Waka MPR Dorong Legislator Muda Perkuat Substansi Demokrasi, Bukan Sekadar Prosedur
Wakil Ketua MPR RI mengajak para legislator muda untuk tidak hanya berfokus pada aspek prosedural dalam menjalankan fungsi demokrasi. Menurutnya, peningkatan kualitas demokrasi harus menjadi prioritas utama, bukan sekadar memenuhi tata cara formal.

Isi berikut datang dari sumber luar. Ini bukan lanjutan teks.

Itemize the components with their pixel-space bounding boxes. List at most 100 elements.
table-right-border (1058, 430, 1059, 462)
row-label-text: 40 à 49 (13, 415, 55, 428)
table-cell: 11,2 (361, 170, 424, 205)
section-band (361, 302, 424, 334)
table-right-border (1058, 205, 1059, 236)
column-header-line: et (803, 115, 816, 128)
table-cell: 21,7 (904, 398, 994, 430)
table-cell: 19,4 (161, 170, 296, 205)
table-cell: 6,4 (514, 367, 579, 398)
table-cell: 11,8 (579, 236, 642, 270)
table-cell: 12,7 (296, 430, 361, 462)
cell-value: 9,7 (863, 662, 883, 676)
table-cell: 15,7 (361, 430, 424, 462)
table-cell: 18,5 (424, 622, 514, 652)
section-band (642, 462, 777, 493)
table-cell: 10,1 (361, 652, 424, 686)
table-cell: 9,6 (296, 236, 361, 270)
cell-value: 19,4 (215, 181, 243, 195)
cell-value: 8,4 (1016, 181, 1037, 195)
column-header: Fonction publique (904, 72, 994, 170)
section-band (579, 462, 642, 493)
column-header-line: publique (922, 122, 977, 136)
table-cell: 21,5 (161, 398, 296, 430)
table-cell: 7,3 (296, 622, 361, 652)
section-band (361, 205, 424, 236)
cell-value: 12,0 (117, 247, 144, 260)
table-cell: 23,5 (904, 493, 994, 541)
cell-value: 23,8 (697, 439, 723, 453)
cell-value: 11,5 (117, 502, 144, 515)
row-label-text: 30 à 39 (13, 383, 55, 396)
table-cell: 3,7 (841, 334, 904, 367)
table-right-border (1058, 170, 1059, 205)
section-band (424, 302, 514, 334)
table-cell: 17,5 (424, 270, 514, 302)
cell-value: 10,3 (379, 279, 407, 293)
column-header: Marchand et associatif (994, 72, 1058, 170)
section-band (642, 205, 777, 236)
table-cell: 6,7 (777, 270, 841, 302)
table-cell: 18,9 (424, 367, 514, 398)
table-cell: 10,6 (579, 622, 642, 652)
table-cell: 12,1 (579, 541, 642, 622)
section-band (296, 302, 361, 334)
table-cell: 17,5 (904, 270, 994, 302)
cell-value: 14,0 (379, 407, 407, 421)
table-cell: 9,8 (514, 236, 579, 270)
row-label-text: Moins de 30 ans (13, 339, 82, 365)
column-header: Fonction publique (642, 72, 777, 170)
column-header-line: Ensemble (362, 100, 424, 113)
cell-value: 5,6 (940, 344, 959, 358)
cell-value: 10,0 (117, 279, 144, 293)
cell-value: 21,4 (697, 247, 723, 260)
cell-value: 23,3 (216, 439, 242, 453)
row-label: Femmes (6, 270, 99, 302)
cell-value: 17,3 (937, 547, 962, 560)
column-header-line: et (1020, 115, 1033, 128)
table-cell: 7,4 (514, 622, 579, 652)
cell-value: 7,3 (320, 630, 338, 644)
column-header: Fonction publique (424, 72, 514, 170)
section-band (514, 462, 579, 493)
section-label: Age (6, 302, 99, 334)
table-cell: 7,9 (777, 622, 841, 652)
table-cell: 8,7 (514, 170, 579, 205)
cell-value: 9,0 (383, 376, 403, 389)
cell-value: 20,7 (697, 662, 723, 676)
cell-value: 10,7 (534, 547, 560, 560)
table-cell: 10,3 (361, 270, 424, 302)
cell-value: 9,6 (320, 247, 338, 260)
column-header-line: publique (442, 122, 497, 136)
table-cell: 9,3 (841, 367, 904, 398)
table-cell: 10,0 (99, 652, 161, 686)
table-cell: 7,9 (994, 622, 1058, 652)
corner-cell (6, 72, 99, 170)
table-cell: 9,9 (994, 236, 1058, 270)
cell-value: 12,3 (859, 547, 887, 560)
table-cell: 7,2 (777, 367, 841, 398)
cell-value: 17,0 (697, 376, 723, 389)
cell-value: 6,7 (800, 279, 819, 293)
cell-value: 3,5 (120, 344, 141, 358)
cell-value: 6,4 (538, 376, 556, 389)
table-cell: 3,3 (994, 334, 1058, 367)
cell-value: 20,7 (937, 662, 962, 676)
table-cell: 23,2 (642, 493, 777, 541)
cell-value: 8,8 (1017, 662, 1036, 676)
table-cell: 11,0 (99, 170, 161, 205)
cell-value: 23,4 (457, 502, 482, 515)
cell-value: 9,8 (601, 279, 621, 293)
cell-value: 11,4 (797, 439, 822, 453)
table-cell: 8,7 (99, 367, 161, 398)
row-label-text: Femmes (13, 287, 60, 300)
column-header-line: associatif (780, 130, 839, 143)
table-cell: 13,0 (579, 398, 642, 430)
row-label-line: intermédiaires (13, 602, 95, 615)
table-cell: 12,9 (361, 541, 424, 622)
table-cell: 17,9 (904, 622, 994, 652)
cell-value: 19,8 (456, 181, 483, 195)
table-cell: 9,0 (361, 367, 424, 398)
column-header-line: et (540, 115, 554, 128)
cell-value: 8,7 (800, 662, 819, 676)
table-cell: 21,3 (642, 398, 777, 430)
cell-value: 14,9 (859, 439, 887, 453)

Pentingnya Substansi di Atas Prosedur
Dalam pernyataannya, Waka MPR menegaskan bahwa demokrasi yang sehat tidak cukup diukur dari berjalannya mekanisme politik. Lebih dari itu, esensi demokrasi harus tercermin dalam pengambilan keputusan yang berpihak pada kepentingan rakyat.
“Jangan berhenti di prosedur,” ujarnya. Ia menekankan bahwa legislator muda harus mampu menghadirkan gagasan dan solusi nyata atas berbagai persoalan kebangsaan, bukan hanya sekadar mengikuti alur birokrasi.
Peran Strategis Legislator Muda
Legislator muda dipandang memiliki energi dan idealisme yang dibutuhkan untuk merevitalisasi praktik demokrasi. Mereka diharapkan menjadi agen perubahan yang mendorong transparansi, partisipasi publik, dan akuntabilitas dalam setiap proses legislasi.
- Mengedepankan dialog dan musyawarah yang substantif.
- Memperkuat pengawasan terhadap kebijakan pemerintah.
- Menjembatani aspirasi masyarakat dengan kebijakan publik.
Harapan ke Depan
Waka MPR berharap para legislator muda dapat menjadi teladan dalam menghadirkan demokrasi yang berkualitas. Dengan demikian, kepercayaan publik terhadap lembaga legislatif akan semakin meningkat, dan demokrasi Indonesia dapat terus berkembang secara sehat dan berkelanjutan.